Given its extensive lifespan, the tree had been present for numerous landmark events in the village’s and country’s histories. The people of Balambala had, thus, used the tree as a meeting point for decision-making and community gatherings. Decisions about self-determination, for example, were made under the tree. And, as recently as December 12, there was a national function under the Acacia to celebrate the 52nd anniversary of Kenya’s independence from British rule. Simply enough, it was also a serene natural presence for people who live with high temperature, near-desert conditions. Said Dr. Ismail Arte Rage, a nutritional manager with UNICEF in South Sudan: “The acacia tree had big branches and offered very cool shade.” The photo of a Kenyan acacia, at top, gives you an idea of the tree’s build.

An acacia tree in Kenya's Nakuru National Park.

The mourning period means the locals will not use the tree’s branches. They will leave the Acacia, which suddenly “split in the middle and collapsed in a heap,” intact. Adan Yusuf Bute — an area councilor and former local official — elaborated:

“People have agreed to mourn the ‘death’ of the tree for the next 30 days starting today. The mourning will be done different from the one usually observed when someone dies. It would involve offering respect to the tree by not using its branches as firewood.”

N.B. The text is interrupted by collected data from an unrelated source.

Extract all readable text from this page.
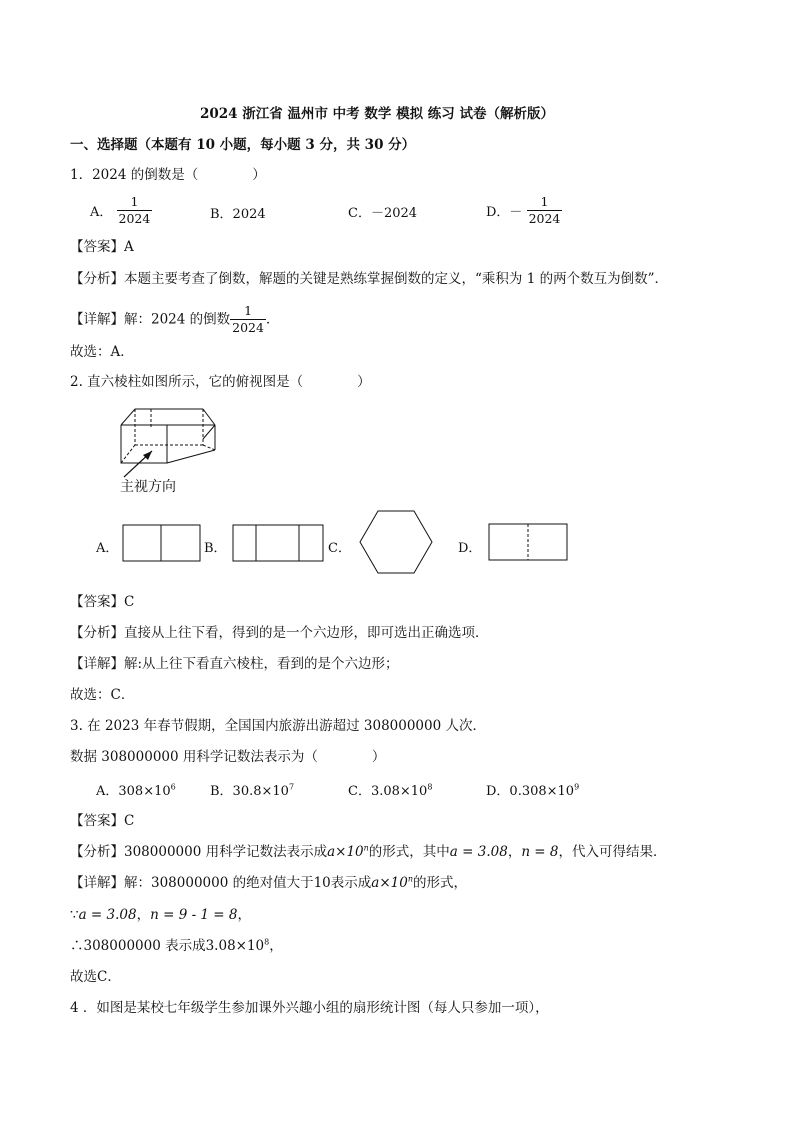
2024 浙江省 温州市 中考 数学 模拟 练习 试卷（解析版）
一、选择题（本题有 10 小题，每小题 3 分，共 30 分）
1．2024 的倒数是（　　　　）
A． $\frac{1}{2024}$	B．2024	C．－2024	D．－ $\frac{1}{2024}$
【答案】A
【分析】本题主要考查了倒数，解题的关键是熟练掌握倒数的定义，“乘积为 1 的两个数互为倒数”．
【详解】解：2024 的倒数 $\frac{1}{2024}$ ．
故选：A．
2. 直六棱柱如图所示，它的俯视图是（　　　　）
主视方向
A．	B．	C．	D．
【答案】C
【分析】直接从上往下看，得到的是一个六边形，即可选出正确选项．
【详解】解:从上往下看直六棱柱，看到的是个六边形；
故选：C．
3. 在 2023 年春节假期，全国国内旅游出游超过 308000000 人次．
数据 308000000 用科学记数法表示为（　　　　）
A．$308\times 10^6$	B．$30.8\times 10^7$	C．$3.08\times 10^8$	D．$0.308\times 10^9$
【答案】C
【分析】308000000 用科学记数法表示成$a\times 10^n$的形式，其中a = 3.08，n = 8，代入可得结果．
【详解】解：308000000 的绝对值大于10表示成$a\times 10^n$的形式，
∵a = 3.08，n = 9 - 1 = 8，
∴308000000 表示成$3.08\times 10^8$，
故选C．
4 ．如图是某校七年级学生参加课外兴趣小组的扇形统计图（每人只参加一项），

Balambala’s honoring of its fallen friend is an example of local unity, as well as appreciation of a natural phenomenon. Many offered “condolences” on social media. The tree existed far longer than any human being, or any two. It represented the village. It was a landmark, as well as an important community center. The respect that the Balambalans are showing for the Acacia is remarkable in one regard. Then again, when an organism that has stood since before the year 1700 finally keels over, a month of mourning seems more than justified.